I am currently in the process of reading Stephen Shapiro’s excellent book, 24/7 Innovation. One of the concepts within it that has really impressed me is the idea of looking at opportunities for innovation in terms of boxes and lines — in other words, like the elements of an organizational chart. In these brief excerpts from the book, Shapiro explains these concepts:
“In fact it is the lines connecting the boxes on a flow chart, the interdependencies, that are critical to the performance of a business. What you do inside of each box is less important than how the boxes fit together.”
The limits of “box” thinking
In the last decade or so, Shapiro explains, organizations became obsessed with business process re-engineering. But many firms carried BPR to its logical extreme. They ended up with binders full of process flow charts that described how to make work within one’s “box” go as efficiently as possible, but had little idea how to take the next steps — “coordinating the processes, coming up with innovative ideas and insights, and finding some talented people to fit it all together into a smoothly running business… The truth is that doing isolated things more efficiently, faster and cheaper is not necessarily better for the organization as a whole.”
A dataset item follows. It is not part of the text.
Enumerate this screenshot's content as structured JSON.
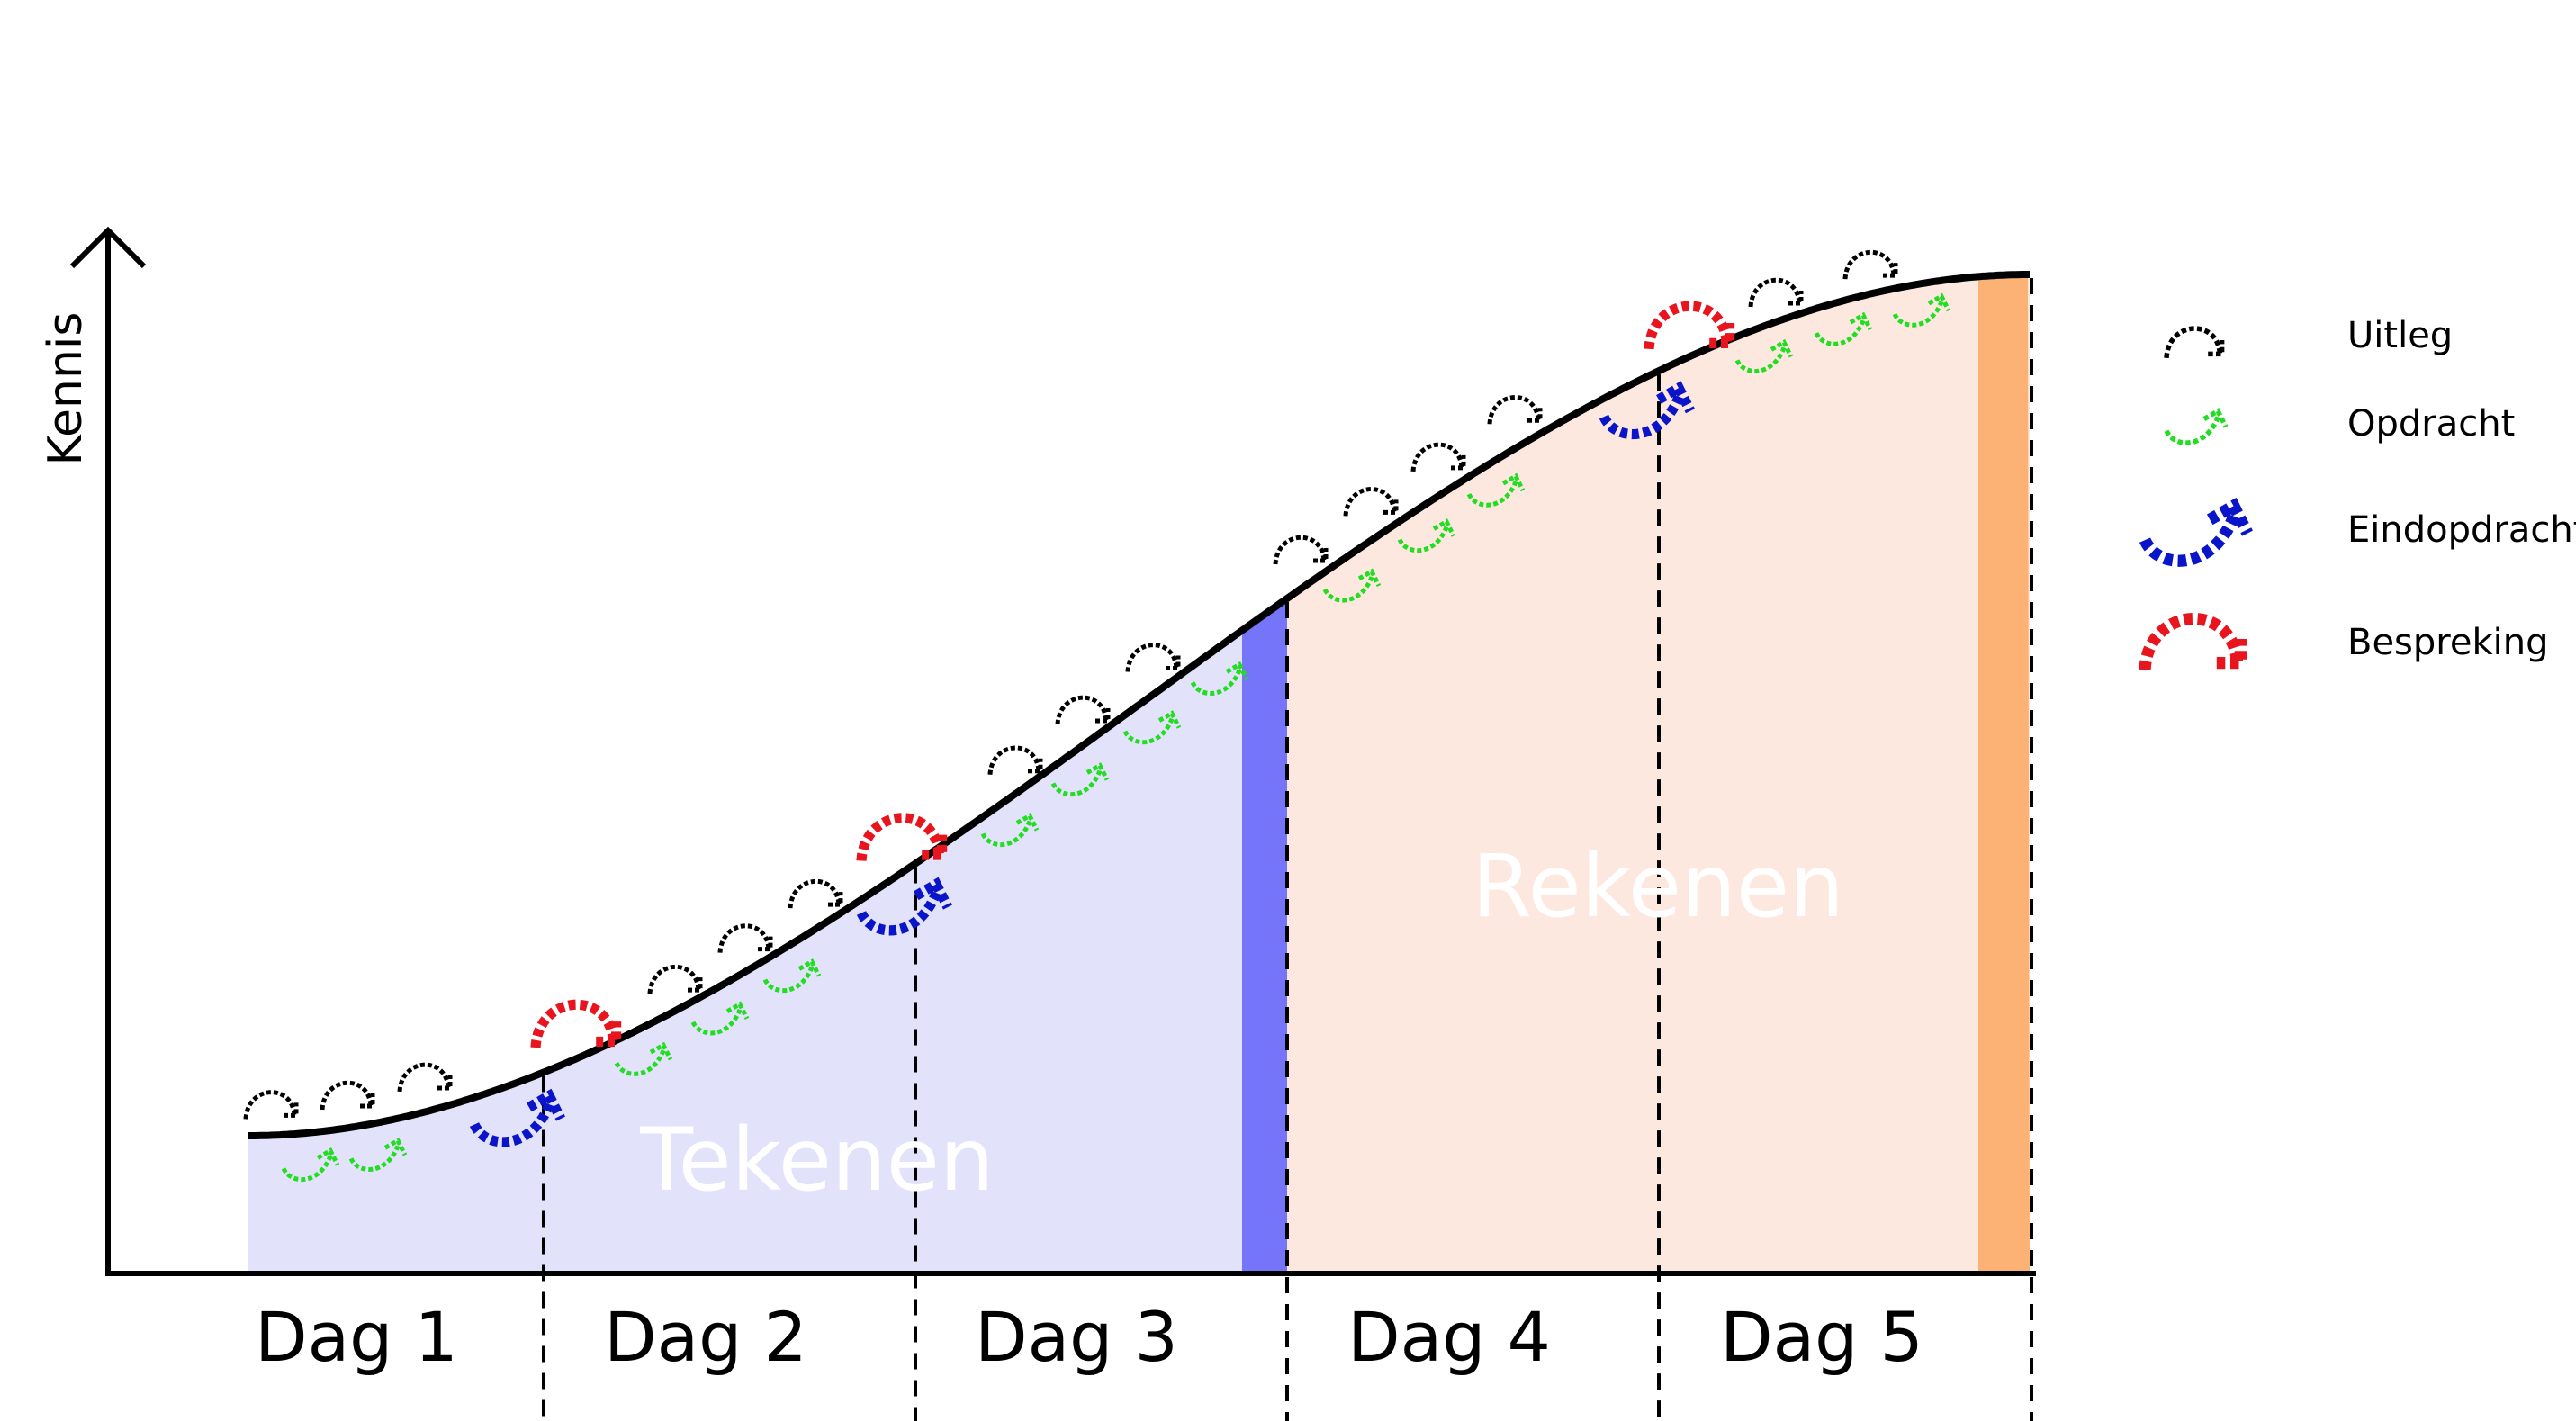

The advantages of “line” thinking
“The close contact in coordination between different parts of the business create a climate of open communication and cooperation that in turn will allow Cross functional innovation. When this happens, the company begins to develop innovation as its core competence. By focusing on the interdependencies rather than the prescriptive aspects of isolated activities or traditional processes, the worker gains flexibility to define how to do the work within the context of those links.”
I love this analogy! It does a great job of leveraging something that we’re already familiar with: the organizational chart, with its visual depiction of roles (boxes) and relationships (lines) — but it helps to whack our thinking about it to a whole new, innovative level.